El colectivo no existe salvo en la mente de los políticos que lo han diseñado. El transexual no integra una categoría distinta a la del común de los mortales; el hecho de que haya o quiera cambiar de sexo no es motivo suficiente para segregarlo en un colectivo apartado del resto de la humanidad. Son los políticos quienes dan auténtica carta de naturaleza a esas discriminaciones, marcando por ley a las personas en función de su arbitrario criterio caciquil.
La propuesta del Gobierno madrileño también explota a muchos transexuales que no integrarán esa categoría artificial pergeñada por la Administración. Pensemos simplemente en un transexual que ya se ha cambiado de sexo con su propio dinero; a partir de ahora, financiará la operación, coaccionado, a otros transexuales. El robo no lo perpetran los transexuales a los no transexuales, sino ciertos individuos concretos al resto de la población madrileña, entre la que también hay transexuales. ¿De qué agraciado colectivo hablamos?
Pero si el cliché gregario ya es sintomático, la concepción de un Estado que deba existir para servir intereses particulares lo es en mayor medida. La Consejería está reconociendo que el "colectivo" transexual se sirve del Estado para arrebatar dinero al resto de los madrileños, con el cual satisfacer sus fines privativos. Y dado que, como hemos visto, no existe ningún colectivo, sino sólo una suma de rapaces individuos, deberemos concluir que para la Consejería los intereses, los objetivos, los fines o los sueños de algunos madrileños son más importantes que los de otros; en otras palabras, para la Consejería, ciertos madrileños deberán vivir al servicio de otros madrileños.
Como decíamos, la coacción estatal se convierte en el instrumento por el que imponer a los demás mi escala de objetivos; a través de ella puedo utilizar a los seres humanos como medios inanimados de mis proyectos: les arrebato la riqueza que han generado y la utilizo para mi propio disfrute.
Nadie está negando el derecho de los transexuales a realizarse cuantas operaciones consideren convenientes y necesarias, muy al contrario. A lo que no tienen derecho es a realizarse esas operaciones a costa del dinero ajeno; a quedarse con la riqueza ajena e imponer sus fines particulares.

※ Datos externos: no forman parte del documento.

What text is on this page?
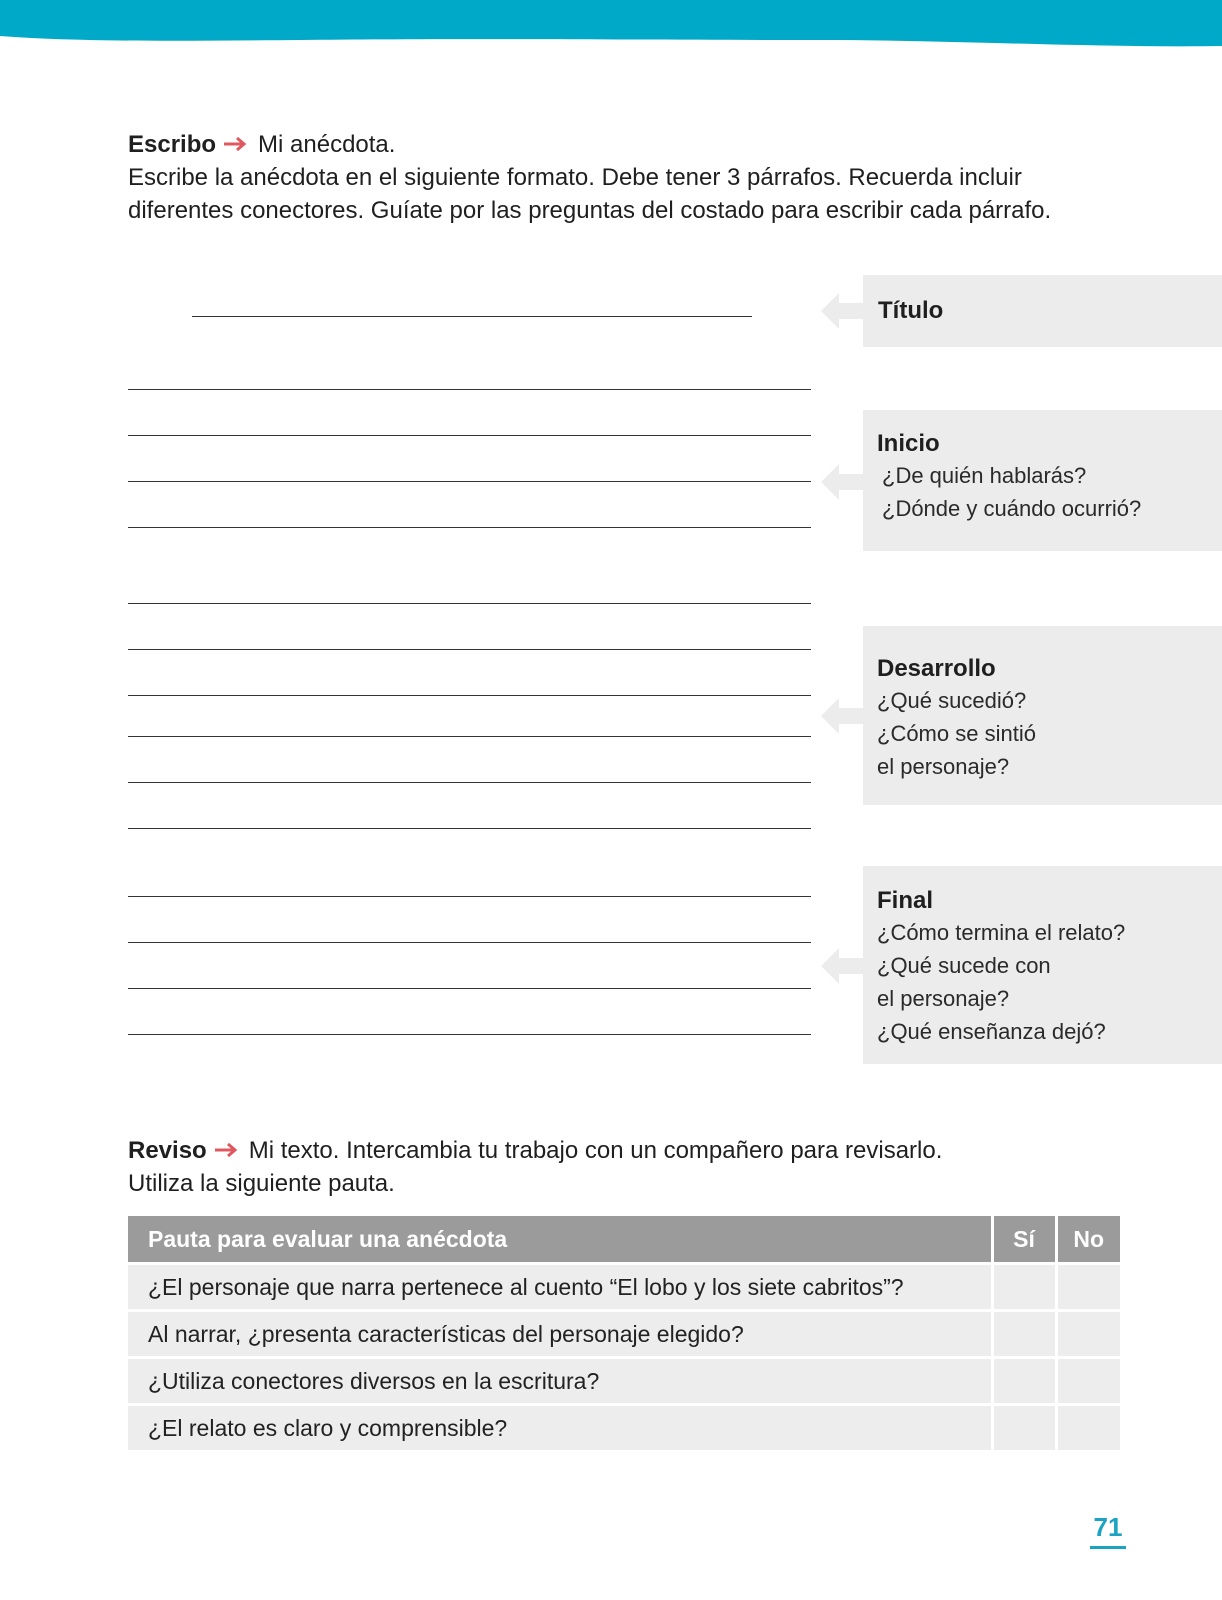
Escribo Mi anécdota.
Escribe la anécdota en el siguiente formato. Debe tener 3 párrafos. Recuerda incluir
diferentes conectores. Guíate por las preguntas del costado para escribir cada párrafo.
Título
Inicio
¿De quién hablarás?
¿Dónde y cuándo ocurrió?
Desarrollo
¿Qué sucedió?
¿Cómo se sintió
el personaje?
Final
¿Cómo termina el relato?
¿Qué sucede con
el personaje?
¿Qué enseñanza dejó?
Reviso Mi texto. Intercambia tu trabajo con un compañero para revisarlo.
Utiliza la siguiente pauta.
Pauta para evaluar una anécdota	Sí	No
¿El personaje que narra pertenece al cuento “El lobo y los siete cabritos”?		
Al narrar, ¿presenta características del personaje elegido?		
¿Utiliza conectores diversos en la escritura?		
¿El relato es claro y comprensible?		
71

Por desgracia, en todo este asunto está muy presente el politiqueo, las burocracias y el clientelismo partidista, pero muy poco la libertad. Los transexuales tienen vía expedita para cambiarse de sexo del mismo modo que el resto de los mortales satisface sus fines cuando no parasitan al Estado: trabajando, ahorrando y pagando. El mercado sí puede proporcionar las operaciones que la gente necesita y está dispuesta a pagar: no existe ningún "fallo de mercado" que deba remedir el Estado. Lo que sobra son políticos, y lo que falta es esfuerzo personal.

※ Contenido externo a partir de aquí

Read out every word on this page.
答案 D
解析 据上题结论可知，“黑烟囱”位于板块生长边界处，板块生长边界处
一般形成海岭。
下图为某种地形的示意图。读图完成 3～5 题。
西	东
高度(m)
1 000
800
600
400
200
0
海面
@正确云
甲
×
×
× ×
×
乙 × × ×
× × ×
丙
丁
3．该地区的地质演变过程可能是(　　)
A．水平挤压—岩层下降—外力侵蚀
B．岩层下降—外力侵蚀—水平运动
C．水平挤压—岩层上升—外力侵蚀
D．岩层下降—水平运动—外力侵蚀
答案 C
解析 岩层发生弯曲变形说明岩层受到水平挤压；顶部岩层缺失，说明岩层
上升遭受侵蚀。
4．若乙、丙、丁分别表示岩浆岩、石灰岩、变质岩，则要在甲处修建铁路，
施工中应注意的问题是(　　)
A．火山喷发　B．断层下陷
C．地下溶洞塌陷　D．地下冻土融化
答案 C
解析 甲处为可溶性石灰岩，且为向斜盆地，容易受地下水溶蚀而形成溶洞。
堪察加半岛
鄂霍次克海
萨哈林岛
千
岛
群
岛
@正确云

Si los beneficios del cambio de sexo son puramente individuales, ¿por qué el coste de ese cambio debe provenir del trabajo y el ahorro ajenos? ¿Alguien ha preguntado a cada contribuyente por todos los fines que han dejado y siguen dejando de realizar como consecuencia del atraco fiscal? ¿Qué sentido tiene afirmar que la necesidad de cambiar de sexo resulta prioritaria sobre cualquier otra, hasta el punto de promoverla y obstaculizar las demás? ¿También se trata de un asunto urgente y fundamental para aquellos que no quieren cambiarse de sexo y que sin embargo están obligados a pagar?

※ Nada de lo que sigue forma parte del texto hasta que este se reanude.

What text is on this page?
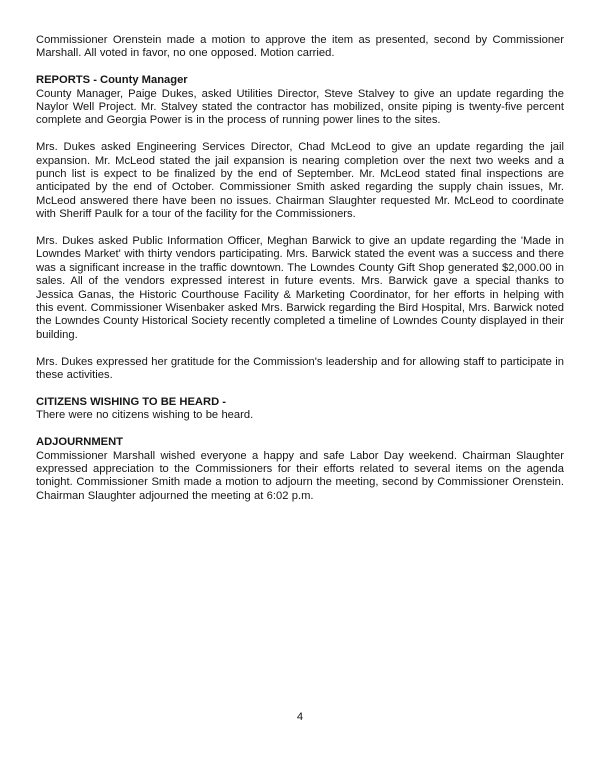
Commissioner Orenstein made a motion to approve the item as presented, second by Commissioner Marshall. All voted in favor, no one opposed. Motion carried.

REPORTS - County Manager

County Manager, Paige Dukes, asked Utilities Director, Steve Stalvey to give an update regarding the Naylor Well Project. Mr. Stalvey stated the contractor has mobilized, onsite piping is twenty-five percent complete and Georgia Power is in the process of running power lines to the sites.

Mrs. Dukes asked Engineering Services Director, Chad McLeod to give an update regarding the jail expansion. Mr. McLeod stated the jail expansion is nearing completion over the next two weeks and a punch list is expect to be finalized by the end of September. Mr. McLeod stated final inspections are anticipated by the end of October. Commissioner Smith asked regarding the supply chain issues, Mr. McLeod answered there have been no issues. Chairman Slaughter requested Mr. McLeod to coordinate with Sheriff Paulk for a tour of the facility for the Commissioners.

Mrs. Dukes asked Public Information Officer, Meghan Barwick to give an update regarding the 'Made in Lowndes Market' with thirty vendors participating. Mrs. Barwick stated the event was a success and there was a significant increase in the traffic downtown. The Lowndes County Gift Shop generated $2,000.00 in sales. All of the vendors expressed interest in future events. Mrs. Barwick gave a special thanks to Jessica Ganas, the Historic Courthouse Facility & Marketing Coordinator, for her efforts in helping with this event. Commissioner Wisenbaker asked Mrs. Barwick regarding the Bird Hospital, Mrs. Barwick noted the Lowndes County Historical Society recently completed a timeline of Lowndes County displayed in their building.

Mrs. Dukes expressed her gratitude for the Commission's leadership and for allowing staff to participate in these activities.

CITIZENS WISHING TO BE HEARD -

There were no citizens wishing to be heard.

ADJOURNMENT

Commissioner Marshall wished everyone a happy and safe Labor Day weekend. Chairman Slaughter expressed appreciation to the Commissioners for their efforts related to several items on the agenda tonight. Commissioner Smith made a motion to adjourn the meeting, second by Commissioner Orenstein. Chairman Slaughter adjourned the meeting at 6:02 p.m.

4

Si los políticos quieren ser misericordiosos con ciertas personas, nadie les impide serlo; pero que lo paguen de sus bolsillos. Ser generoso con el dinero ajeno resulta tremendamente sencillo e hipócrita. Estamos ante un cochambroso pasteleo electoralista entre una parte del Estado y ciertos chupasangres bien colocados. Como siempre, el contribuyente paga la factura de esta desenfrenada orgía de votos y privilegios.